First, I must apologise - I laughed.
The thing about working outside of academia is that almost NONE of the decision makers one comes across have the background knowledge or time to assess each proposal, suggestion, argument or bright idea on its technical merits (or otherwise). Having your particular views accepted is essentially a sales process, possibly with some internal politics throw in. It's not a detached and objective weighing of benefits, costs, feasibility and risk. The primary assessment is of the person, not the task.
So, given that you are effectively trying to SELL your suggestion better than the proponents of all the alternatives are pitching theirs, what measures are likely (or: historically have been shown to be successful) to help you gain approval from a time-limited, risk averse and technically second-rate decision maker - possibly one whom you rarely have any contact with (presuming the idea you're proposing is big enough)?

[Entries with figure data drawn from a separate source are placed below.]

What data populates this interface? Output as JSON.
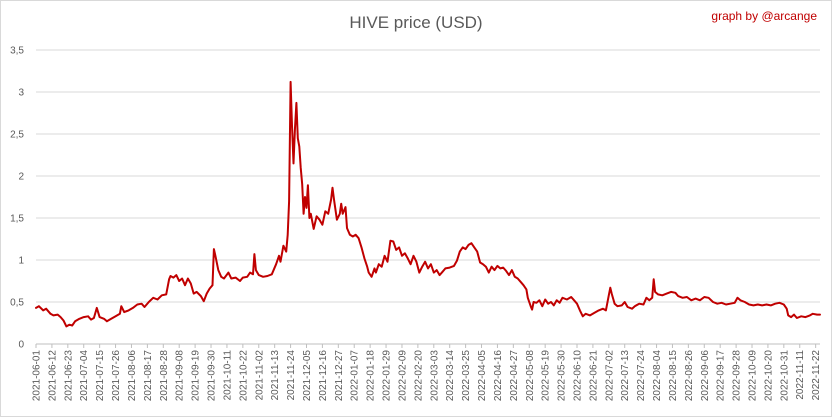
{
  "chart_data": {
    "type": "line",
    "title": "HIVE price (USD)",
    "subtitle": "",
    "xlabel": "",
    "ylabel": "",
    "ylim": [
      0,
      3.5
    ],
    "yticks": [
      "0",
      "0,5",
      "1",
      "1,5",
      "2",
      "2,5",
      "3",
      "3,5"
    ],
    "grid": "horizontal",
    "legend": "none",
    "x_tick_labels": [
      "2021-06-01",
      "2021-06-12",
      "2021-06-23",
      "2021-07-04",
      "2021-07-15",
      "2021-07-26",
      "2021-08-06",
      "2021-08-17",
      "2021-08-28",
      "2021-09-08",
      "2021-09-19",
      "2021-09-30",
      "2021-10-11",
      "2021-10-22",
      "2021-11-02",
      "2021-11-13",
      "2021-11-24",
      "2021-12-05",
      "2021-12-16",
      "2021-12-27",
      "2022-01-07",
      "2022-01-18",
      "2022-01-29",
      "2022-02-09",
      "2022-02-20",
      "2022-03-03",
      "2022-03-14",
      "2022-03-25",
      "2022-04-05",
      "2022-04-16",
      "2022-04-27",
      "2022-05-08",
      "2022-05-19",
      "2022-05-30",
      "2022-06-10",
      "2022-06-21",
      "2022-07-02",
      "2022-07-13",
      "2022-07-24",
      "2022-08-04",
      "2022-08-15",
      "2022-08-26",
      "2022-09-06",
      "2022-09-17",
      "2022-09-28",
      "2022-10-09",
      "2022-10-20",
      "2022-10-31",
      "2022-11-11",
      "2022-11-22"
    ],
    "series": [
      {
        "name": "",
        "color": "#c00000",
        "points": [
          [
            "2021-06-01",
            0.43
          ],
          [
            "2021-06-03",
            0.45
          ],
          [
            "2021-06-06",
            0.4
          ],
          [
            "2021-06-08",
            0.42
          ],
          [
            "2021-06-11",
            0.36
          ],
          [
            "2021-06-13",
            0.34
          ],
          [
            "2021-06-16",
            0.35
          ],
          [
            "2021-06-18",
            0.32
          ],
          [
            "2021-06-20",
            0.28
          ],
          [
            "2021-06-22",
            0.21
          ],
          [
            "2021-06-24",
            0.23
          ],
          [
            "2021-06-26",
            0.22
          ],
          [
            "2021-06-28",
            0.27
          ],
          [
            "2021-07-01",
            0.3
          ],
          [
            "2021-07-04",
            0.32
          ],
          [
            "2021-07-07",
            0.33
          ],
          [
            "2021-07-09",
            0.29
          ],
          [
            "2021-07-11",
            0.31
          ],
          [
            "2021-07-13",
            0.43
          ],
          [
            "2021-07-15",
            0.32
          ],
          [
            "2021-07-18",
            0.3
          ],
          [
            "2021-07-20",
            0.27
          ],
          [
            "2021-07-23",
            0.3
          ],
          [
            "2021-07-26",
            0.33
          ],
          [
            "2021-07-29",
            0.36
          ],
          [
            "2021-07-30",
            0.45
          ],
          [
            "2021-08-01",
            0.38
          ],
          [
            "2021-08-04",
            0.4
          ],
          [
            "2021-08-07",
            0.43
          ],
          [
            "2021-08-10",
            0.47
          ],
          [
            "2021-08-13",
            0.48
          ],
          [
            "2021-08-15",
            0.44
          ],
          [
            "2021-08-18",
            0.5
          ],
          [
            "2021-08-21",
            0.55
          ],
          [
            "2021-08-24",
            0.53
          ],
          [
            "2021-08-27",
            0.58
          ],
          [
            "2021-08-30",
            0.59
          ],
          [
            "2021-09-01",
            0.77
          ],
          [
            "2021-09-02",
            0.81
          ],
          [
            "2021-09-04",
            0.79
          ],
          [
            "2021-09-06",
            0.82
          ],
          [
            "2021-09-08",
            0.75
          ],
          [
            "2021-09-10",
            0.78
          ],
          [
            "2021-09-12",
            0.7
          ],
          [
            "2021-09-14",
            0.78
          ],
          [
            "2021-09-16",
            0.72
          ],
          [
            "2021-09-18",
            0.6
          ],
          [
            "2021-09-20",
            0.62
          ],
          [
            "2021-09-23",
            0.57
          ],
          [
            "2021-09-25",
            0.51
          ],
          [
            "2021-09-27",
            0.6
          ],
          [
            "2021-09-29",
            0.66
          ],
          [
            "2021-10-01",
            0.7
          ],
          [
            "2021-10-02",
            1.13
          ],
          [
            "2021-10-03",
            1.05
          ],
          [
            "2021-10-05",
            0.88
          ],
          [
            "2021-10-07",
            0.8
          ],
          [
            "2021-10-09",
            0.78
          ],
          [
            "2021-10-12",
            0.85
          ],
          [
            "2021-10-14",
            0.78
          ],
          [
            "2021-10-17",
            0.79
          ],
          [
            "2021-10-20",
            0.75
          ],
          [
            "2021-10-22",
            0.79
          ],
          [
            "2021-10-25",
            0.8
          ],
          [
            "2021-10-27",
            0.85
          ],
          [
            "2021-10-29",
            0.83
          ],
          [
            "2021-10-30",
            1.07
          ],
          [
            "2021-10-31",
            0.88
          ],
          [
            "2021-11-02",
            0.82
          ],
          [
            "2021-11-05",
            0.8
          ],
          [
            "2021-11-08",
            0.81
          ],
          [
            "2021-11-11",
            0.83
          ],
          [
            "2021-11-14",
            0.95
          ],
          [
            "2021-11-16",
            1.05
          ],
          [
            "2021-11-17",
            0.98
          ],
          [
            "2021-11-19",
            1.17
          ],
          [
            "2021-11-21",
            1.1
          ],
          [
            "2021-11-22",
            1.3
          ],
          [
            "2021-11-23",
            1.7
          ],
          [
            "2021-11-24",
            3.12
          ],
          [
            "2021-11-25",
            2.6
          ],
          [
            "2021-11-26",
            2.15
          ],
          [
            "2021-11-27",
            2.55
          ],
          [
            "2021-11-28",
            2.87
          ],
          [
            "2021-11-29",
            2.45
          ],
          [
            "2021-11-30",
            2.35
          ],
          [
            "2021-12-01",
            2.1
          ],
          [
            "2021-12-02",
            1.9
          ],
          [
            "2021-12-03",
            1.55
          ],
          [
            "2021-12-04",
            1.75
          ],
          [
            "2021-12-05",
            1.62
          ],
          [
            "2021-12-06",
            1.89
          ],
          [
            "2021-12-07",
            1.5
          ],
          [
            "2021-12-08",
            1.55
          ],
          [
            "2021-12-10",
            1.37
          ],
          [
            "2021-12-12",
            1.52
          ],
          [
            "2021-12-14",
            1.48
          ],
          [
            "2021-12-16",
            1.42
          ],
          [
            "2021-12-18",
            1.58
          ],
          [
            "2021-12-20",
            1.55
          ],
          [
            "2021-12-22",
            1.72
          ],
          [
            "2021-12-23",
            1.86
          ],
          [
            "2021-12-24",
            1.72
          ],
          [
            "2021-12-26",
            1.48
          ],
          [
            "2021-12-28",
            1.55
          ],
          [
            "2021-12-29",
            1.67
          ],
          [
            "2021-12-30",
            1.55
          ],
          [
            "2022-01-01",
            1.63
          ],
          [
            "2022-01-02",
            1.38
          ],
          [
            "2022-01-04",
            1.3
          ],
          [
            "2022-01-06",
            1.28
          ],
          [
            "2022-01-08",
            1.3
          ],
          [
            "2022-01-10",
            1.26
          ],
          [
            "2022-01-12",
            1.15
          ],
          [
            "2022-01-14",
            1.02
          ],
          [
            "2022-01-16",
            0.92
          ],
          [
            "2022-01-17",
            0.85
          ],
          [
            "2022-01-19",
            0.8
          ],
          [
            "2022-01-21",
            0.9
          ],
          [
            "2022-01-22",
            0.85
          ],
          [
            "2022-01-24",
            0.95
          ],
          [
            "2022-01-26",
            0.92
          ],
          [
            "2022-01-28",
            1.05
          ],
          [
            "2022-01-30",
            0.98
          ],
          [
            "2022-02-01",
            1.23
          ],
          [
            "2022-02-03",
            1.22
          ],
          [
            "2022-02-05",
            1.12
          ],
          [
            "2022-02-07",
            1.15
          ],
          [
            "2022-02-09",
            1.05
          ],
          [
            "2022-02-11",
            1.08
          ],
          [
            "2022-02-13",
            1.02
          ],
          [
            "2022-02-15",
            0.95
          ],
          [
            "2022-02-17",
            1.05
          ],
          [
            "2022-02-19",
            0.98
          ],
          [
            "2022-02-21",
            0.85
          ],
          [
            "2022-02-23",
            0.92
          ],
          [
            "2022-02-25",
            0.98
          ],
          [
            "2022-02-27",
            0.9
          ],
          [
            "2022-03-01",
            0.95
          ],
          [
            "2022-03-03",
            0.85
          ],
          [
            "2022-03-05",
            0.88
          ],
          [
            "2022-03-07",
            0.82
          ],
          [
            "2022-03-09",
            0.86
          ],
          [
            "2022-03-11",
            0.9
          ],
          [
            "2022-03-14",
            0.91
          ],
          [
            "2022-03-17",
            0.93
          ],
          [
            "2022-03-19",
            0.99
          ],
          [
            "2022-03-21",
            1.1
          ],
          [
            "2022-03-23",
            1.15
          ],
          [
            "2022-03-25",
            1.13
          ],
          [
            "2022-03-27",
            1.18
          ],
          [
            "2022-03-29",
            1.2
          ],
          [
            "2022-03-31",
            1.15
          ],
          [
            "2022-04-02",
            1.1
          ],
          [
            "2022-04-04",
            0.97
          ],
          [
            "2022-04-06",
            0.95
          ],
          [
            "2022-04-08",
            0.92
          ],
          [
            "2022-04-10",
            0.85
          ],
          [
            "2022-04-12",
            0.92
          ],
          [
            "2022-04-14",
            0.88
          ],
          [
            "2022-04-16",
            0.93
          ],
          [
            "2022-04-18",
            0.9
          ],
          [
            "2022-04-20",
            0.91
          ],
          [
            "2022-04-22",
            0.87
          ],
          [
            "2022-04-24",
            0.82
          ],
          [
            "2022-04-26",
            0.88
          ],
          [
            "2022-04-28",
            0.8
          ],
          [
            "2022-04-30",
            0.78
          ],
          [
            "2022-05-02",
            0.74
          ],
          [
            "2022-05-04",
            0.7
          ],
          [
            "2022-05-06",
            0.65
          ],
          [
            "2022-05-07",
            0.55
          ],
          [
            "2022-05-09",
            0.45
          ],
          [
            "2022-05-10",
            0.41
          ],
          [
            "2022-05-11",
            0.5
          ],
          [
            "2022-05-13",
            0.49
          ],
          [
            "2022-05-15",
            0.52
          ],
          [
            "2022-05-17",
            0.45
          ],
          [
            "2022-05-19",
            0.53
          ],
          [
            "2022-05-21",
            0.48
          ],
          [
            "2022-05-23",
            0.5
          ],
          [
            "2022-05-25",
            0.46
          ],
          [
            "2022-05-27",
            0.52
          ],
          [
            "2022-05-29",
            0.49
          ],
          [
            "2022-05-31",
            0.55
          ],
          [
            "2022-06-03",
            0.53
          ],
          [
            "2022-06-06",
            0.56
          ],
          [
            "2022-06-08",
            0.52
          ],
          [
            "2022-06-10",
            0.48
          ],
          [
            "2022-06-12",
            0.4
          ],
          [
            "2022-06-14",
            0.33
          ],
          [
            "2022-06-16",
            0.36
          ],
          [
            "2022-06-19",
            0.34
          ],
          [
            "2022-06-22",
            0.37
          ],
          [
            "2022-06-25",
            0.4
          ],
          [
            "2022-06-28",
            0.42
          ],
          [
            "2022-06-30",
            0.4
          ],
          [
            "2022-07-02",
            0.58
          ],
          [
            "2022-07-03",
            0.67
          ],
          [
            "2022-07-04",
            0.6
          ],
          [
            "2022-07-06",
            0.48
          ],
          [
            "2022-07-08",
            0.45
          ],
          [
            "2022-07-11",
            0.46
          ],
          [
            "2022-07-13",
            0.5
          ],
          [
            "2022-07-15",
            0.44
          ],
          [
            "2022-07-18",
            0.42
          ],
          [
            "2022-07-20",
            0.45
          ],
          [
            "2022-07-23",
            0.48
          ],
          [
            "2022-07-26",
            0.47
          ],
          [
            "2022-07-28",
            0.55
          ],
          [
            "2022-07-30",
            0.52
          ],
          [
            "2022-08-01",
            0.55
          ],
          [
            "2022-08-02",
            0.77
          ],
          [
            "2022-08-03",
            0.62
          ],
          [
            "2022-08-05",
            0.59
          ],
          [
            "2022-08-08",
            0.58
          ],
          [
            "2022-08-11",
            0.6
          ],
          [
            "2022-08-14",
            0.62
          ],
          [
            "2022-08-17",
            0.61
          ],
          [
            "2022-08-19",
            0.57
          ],
          [
            "2022-08-22",
            0.55
          ],
          [
            "2022-08-25",
            0.56
          ],
          [
            "2022-08-28",
            0.52
          ],
          [
            "2022-08-31",
            0.54
          ],
          [
            "2022-09-03",
            0.52
          ],
          [
            "2022-09-06",
            0.56
          ],
          [
            "2022-09-09",
            0.55
          ],
          [
            "2022-09-12",
            0.5
          ],
          [
            "2022-09-15",
            0.48
          ],
          [
            "2022-09-18",
            0.49
          ],
          [
            "2022-09-21",
            0.47
          ],
          [
            "2022-09-24",
            0.48
          ],
          [
            "2022-09-27",
            0.49
          ],
          [
            "2022-09-29",
            0.55
          ],
          [
            "2022-10-01",
            0.52
          ],
          [
            "2022-10-04",
            0.5
          ],
          [
            "2022-10-07",
            0.47
          ],
          [
            "2022-10-10",
            0.46
          ],
          [
            "2022-10-13",
            0.47
          ],
          [
            "2022-10-16",
            0.46
          ],
          [
            "2022-10-19",
            0.47
          ],
          [
            "2022-10-22",
            0.46
          ],
          [
            "2022-10-25",
            0.48
          ],
          [
            "2022-10-28",
            0.49
          ],
          [
            "2022-10-31",
            0.47
          ],
          [
            "2022-11-02",
            0.42
          ],
          [
            "2022-11-03",
            0.34
          ],
          [
            "2022-11-05",
            0.32
          ],
          [
            "2022-11-07",
            0.35
          ],
          [
            "2022-11-09",
            0.31
          ],
          [
            "2022-11-12",
            0.33
          ],
          [
            "2022-11-15",
            0.32
          ],
          [
            "2022-11-18",
            0.34
          ],
          [
            "2022-11-20",
            0.36
          ],
          [
            "2022-11-23",
            0.35
          ],
          [
            "2022-11-25",
            0.35
          ]
        ]
      }
    ]
  },
  "header": {
    "credit": "graph by @arcange"
  },
  "colors": {
    "line": "#c00000",
    "grid": "#d9d9d9",
    "axis_text": "#595959",
    "credit": "#c00000"
  }
}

Might I suggest that as well as knowing what you're talking about - just like all your competitors do - that the appearance of professionalism and the flattery that you're taking the process seriously would certainly not harm your presentation. If you can achieve that in a scruffy pair of old jeans and a Primark teeshirt then good on you.
To wind up, while I've taken an example of swaying the decision making process of a significant project here, people are judging you all the time at work. Maybe only in small ways and maybe they are people who are aware of your technical prowess. However, it's unlikely that you're the only person of any ability in your team, so what's wrong with boosting your profile by being both technically good AND presentable, both at the same time?